Disney Parks have a couple of meta-attractions, attractions that include representations of miniature amusement parks. Visitors can see how Disney, the most famous of amusement parks, represents its own business. I am going to look at two examples, Pinocchio’s Daring Journey, which ironically warns the visitor against amusement parks, and It’s a Small World, which presents the amusement park as a unifying symbol of humanity.
Pinocchio’s Daring Journey implicitly criticizes the visitor for indulging in pleasure seeking. The attraction, which opened in 1983, is based on the studio’s 1940 film, which in turn is based on the 1883 book The Adventures of Pinocchio by Carlo Collodi, a story about a selfish, lying wooden puppet who wants to become a real boy. In every version, Pinocchio is a moral tale, teaching children the importance of attending school and avoiding unnecessary distractions. The implication is every human is born selfish (“wooden”) and must learn to control their desires somewhat in order to become a functioning member of society (a “real boy.”)
One of these distractions is an actor’s life, but the biggest and most dangerous distraction is without a doubt Pleasure Island, an amusement park with a Ferris wheel, a carousel, a roller coaster, a hot air balloon, and various games, like hit the bell. Most everything is made out of candy cane, gingerbread, cupcakes and gumdrops with cute donkey characters appearing throughout the park. In short, a child’s paradise!

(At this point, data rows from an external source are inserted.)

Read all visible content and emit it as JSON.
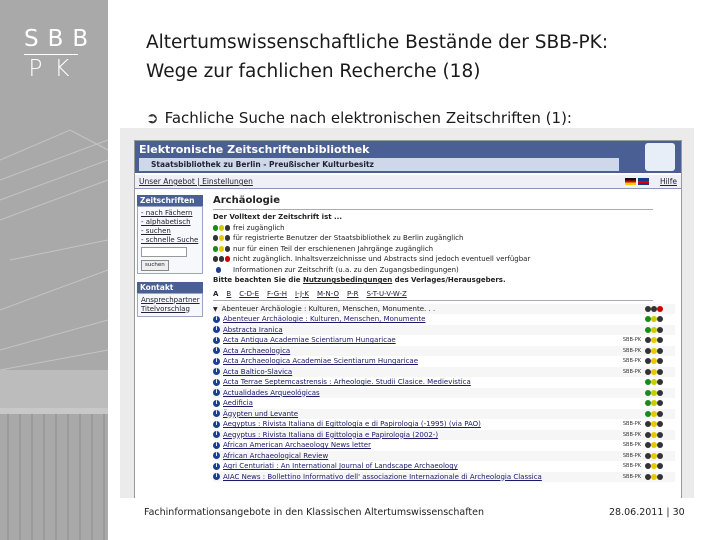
{
  "brand": {
    "line1": "SBB",
    "line2": "PK"
  },
  "slide": {
    "title_line1": "Altertumswissenschaftliche Bestände der SBB-PK:",
    "title_line2": "Wege zur fachlichen Recherche (18)",
    "bullet": "Fachliche Suche nach elektronischen Zeitschriften (1):"
  },
  "ezb": {
    "header_title": "Elektronische Zeitschriftenbibliothek",
    "header_sub": "Staatsbibliothek zu Berlin - Preußischer Kulturbesitz",
    "nav_links": "Unser Angebot | Einstellungen",
    "nav_help": "Hilfe",
    "sidebar_heading": "Zeitschriften",
    "sidebar_links": [
      "- nach Fächern",
      "- alphabetisch",
      "- suchen",
      "- schnelle Suche"
    ],
    "sidebar_button": "suchen",
    "contact_heading": "Kontakt",
    "contact_links": [
      "Ansprechpartner",
      "Titelvorschlag"
    ],
    "page_heading": "Archäologie",
    "legend_intro": "Der Volltext der Zeitschrift ist ...",
    "legend_items": [
      {
        "text": "frei zugänglich",
        "lights": [
          "#1a8a1a",
          "#cccc00",
          "#333333"
        ]
      },
      {
        "text": "für registrierte Benutzer der Staatsbibliothek zu Berlin zugänglich",
        "lights": [
          "#333333",
          "#e8c800",
          "#333333"
        ]
      },
      {
        "text": "nur für einen Teil der erschienenen Jahrgänge zugänglich",
        "lights": [
          "#1a8a1a",
          "#e8c800",
          "#333333"
        ]
      },
      {
        "text": "nicht zugänglich. Inhaltsverzeichnisse und Abstracts sind jedoch eventuell verfügbar",
        "lights": [
          "#333333",
          "#333333",
          "#d00000"
        ]
      }
    ],
    "info_note": "Informationen zur Zeitschrift (u.a. zu den Zugangsbedingungen)",
    "notice_pre": "Bitte beachten Sie die ",
    "notice_link": "Nutzungsbedingungen",
    "notice_post": " des Verlages/Herausgebers.",
    "letters": [
      "A",
      "B",
      "C-D-E",
      "F-G-H",
      "I-J-K",
      "M-N-O",
      "P-R",
      "S-T-U-V-W-Z"
    ],
    "active_letter": "A",
    "journals": [
      {
        "title": "Abenteuer Archäologie : Kulturen, Menschen, Monumente. . .",
        "first": true,
        "sb": false
      },
      {
        "title": "Abenteuer Archäologie : Kulturen, Menschen, Monumente",
        "sb": false
      },
      {
        "title": "Abstracta Iranica",
        "sb": false
      },
      {
        "title": "Acta Antiqua Academiae Scientiarum Hungaricae",
        "sb": true
      },
      {
        "title": "Acta Archaeologica",
        "sb": true
      },
      {
        "title": "Acta Archaeologica Academiae Scientiarum Hungaricae",
        "sb": true
      },
      {
        "title": "Acta Baltico-Slavica",
        "sb": true
      },
      {
        "title": "Acta Terrae Septemcastrensis : Arheologie. Studii Clasice. Medievistica",
        "sb": false
      },
      {
        "title": "Actualidades Arqueológicas",
        "sb": false
      },
      {
        "title": "Aedificia",
        "sb": false
      },
      {
        "title": "Ägypten und Levante",
        "sb": false
      },
      {
        "title": "Aegyptus : Rivista Italiana di Egittologia e di Papirologia (-1995) (via PAO)",
        "sb": true
      },
      {
        "title": "Aegyptus : Rivista Italiana di Egittologia e Papirologia (2002-)",
        "sb": true
      },
      {
        "title": "African American Archaeology News letter",
        "sb": true
      },
      {
        "title": "African Archaeological Review",
        "sb": true
      },
      {
        "title": "Agri Centuriati : An International Journal of Landscape Archaeology",
        "sb": true
      },
      {
        "title": "AIAC News : Bollettino Informativo dell' associazione Internazionale di Archeologia Classica",
        "sb": true
      }
    ],
    "sb_tag": "SBB-PK",
    "row_lights": [
      [
        "#333333",
        "#333333",
        "#d00000"
      ],
      [
        "#1a8a1a",
        "#cccc00",
        "#333333"
      ],
      [
        "#1a8a1a",
        "#cccc00",
        "#333333"
      ],
      [
        "#333333",
        "#e8c800",
        "#333333"
      ],
      [
        "#333333",
        "#e8c800",
        "#333333"
      ],
      [
        "#333333",
        "#e8c800",
        "#333333"
      ],
      [
        "#333333",
        "#e8c800",
        "#333333"
      ],
      [
        "#1a8a1a",
        "#cccc00",
        "#333333"
      ],
      [
        "#1a8a1a",
        "#cccc00",
        "#333333"
      ],
      [
        "#1a8a1a",
        "#cccc00",
        "#333333"
      ],
      [
        "#1a8a1a",
        "#e8c800",
        "#333333"
      ],
      [
        "#333333",
        "#e8c800",
        "#333333"
      ],
      [
        "#333333",
        "#e8c800",
        "#333333"
      ],
      [
        "#333333",
        "#e8c800",
        "#333333"
      ],
      [
        "#333333",
        "#e8c800",
        "#333333"
      ],
      [
        "#333333",
        "#e8c800",
        "#333333"
      ],
      [
        "#333333",
        "#e8c800",
        "#333333"
      ]
    ]
  },
  "footer": {
    "left": "Fachinformationsangebote in den Klassischen Altertumswissenschaften",
    "right": "28.06.2011 | 30"
  },
  "colors": {
    "sidebar_gray": "#a9a9a9",
    "ezb_blue": "#4a5f93"
  }
}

However, the amusement park quickly becomes ominous as scary clowns loom over the visitors in their cars with green, leering faces. We see Pinocchio and his friend in silhouette in the window of a pool house. The car enters the pool house (with implications of smoking, drinking and gambling). Pinocchio is laughing at his friend Lampwick who has grown donkey ears. The boy is looking in a mirror, but when he turns towards us, we see he has become a donkey. That is the message here: too much fun can turn you into an ass. As Pinocchio escapes and the donkey boys are carted away to the salt mines, we see the trash of the abandoned amusement park, all the pretense discarded. A strange message to give to amusement park visitors, wouldn’t you agree?
The It’s a Small World ride portrays the amusement park more positively. The attraction, based on designs by Mary Blair, opened first at the 1964 New York World’s Fair, partly in reaction to the Cuban Missile Crisis. Visitors take a boat ride through rooms representing the peoples of various continents, culminating in the finale, or festival room, where all the peoples of the world mix together. The simple message is that we humans share a small planet, so we should live in peace.

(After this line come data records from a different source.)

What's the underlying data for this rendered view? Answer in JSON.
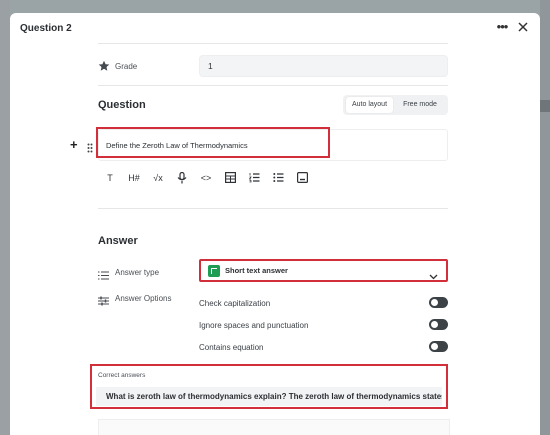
{
  "modal": {
    "title": "Question 2",
    "more_icon": "more-horizontal-icon",
    "close_icon": "close-icon"
  },
  "grade": {
    "label": "Grade",
    "value": "1",
    "icon": "star-icon"
  },
  "question": {
    "heading": "Question",
    "layout_options": [
      "Auto layout",
      "Free mode"
    ],
    "selected_layout": "Auto layout",
    "text": "Define the Zeroth Law of Thermodynamics",
    "toolbar": [
      {
        "icon": "text-format-icon",
        "glyph": "T"
      },
      {
        "icon": "heading-icon",
        "glyph": "H#"
      },
      {
        "icon": "math-formula-icon",
        "glyph": "√x"
      },
      {
        "icon": "microphone-icon",
        "glyph": ""
      },
      {
        "icon": "code-icon",
        "glyph": "<>"
      },
      {
        "icon": "table-icon",
        "glyph": ""
      },
      {
        "icon": "numbered-list-icon",
        "glyph": ""
      },
      {
        "icon": "bullet-list-icon",
        "glyph": ""
      },
      {
        "icon": "image-icon",
        "glyph": ""
      }
    ]
  },
  "answer": {
    "heading": "Answer",
    "type_label": "Answer type",
    "type_value": "Short text answer",
    "options_label": "Answer Options",
    "options": [
      {
        "label": "Check capitalization",
        "enabled": false
      },
      {
        "label": "Ignore spaces and punctuation",
        "enabled": false
      },
      {
        "label": "Contains equation",
        "enabled": false
      }
    ],
    "correct_label": "Correct answers",
    "correct_value": "What is zeroth law of thermodynamics explain? The zeroth law of thermodynamics states that"
  },
  "colors": {
    "highlight": "#d32f3a",
    "short_text_icon": "#1f9d55"
  }
}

The attraction opened at Disneyland in Anaheim, California in 1966, but it didn’t become a meta-attraction until it opened at Walt Disney World’s Magic Kingdom in 1971. At Walt Disney World, an amusement park with a fanciful roller coaster, a carousel, a Ferris Wheel and hot air balloons was added to the finale room. The message is that amusement parks can help bring the peoples of the world together. With Disney parks in Tokyo, Paris, Hong Kong and Shanghai, it is a hard proposition to refute. Even Khrushchev, head of the Soviet Union during the Cold War, wanted to go to Disneyland. They wouldn’t let him for security reasons. Would the ride have helped to thaw the cold war? Probably not, but the message is still a good one. If the people of the world have fun together, then we should be able to live in peace. In any case, it’s a better message than telling visitors they are wasting their time and should be in school!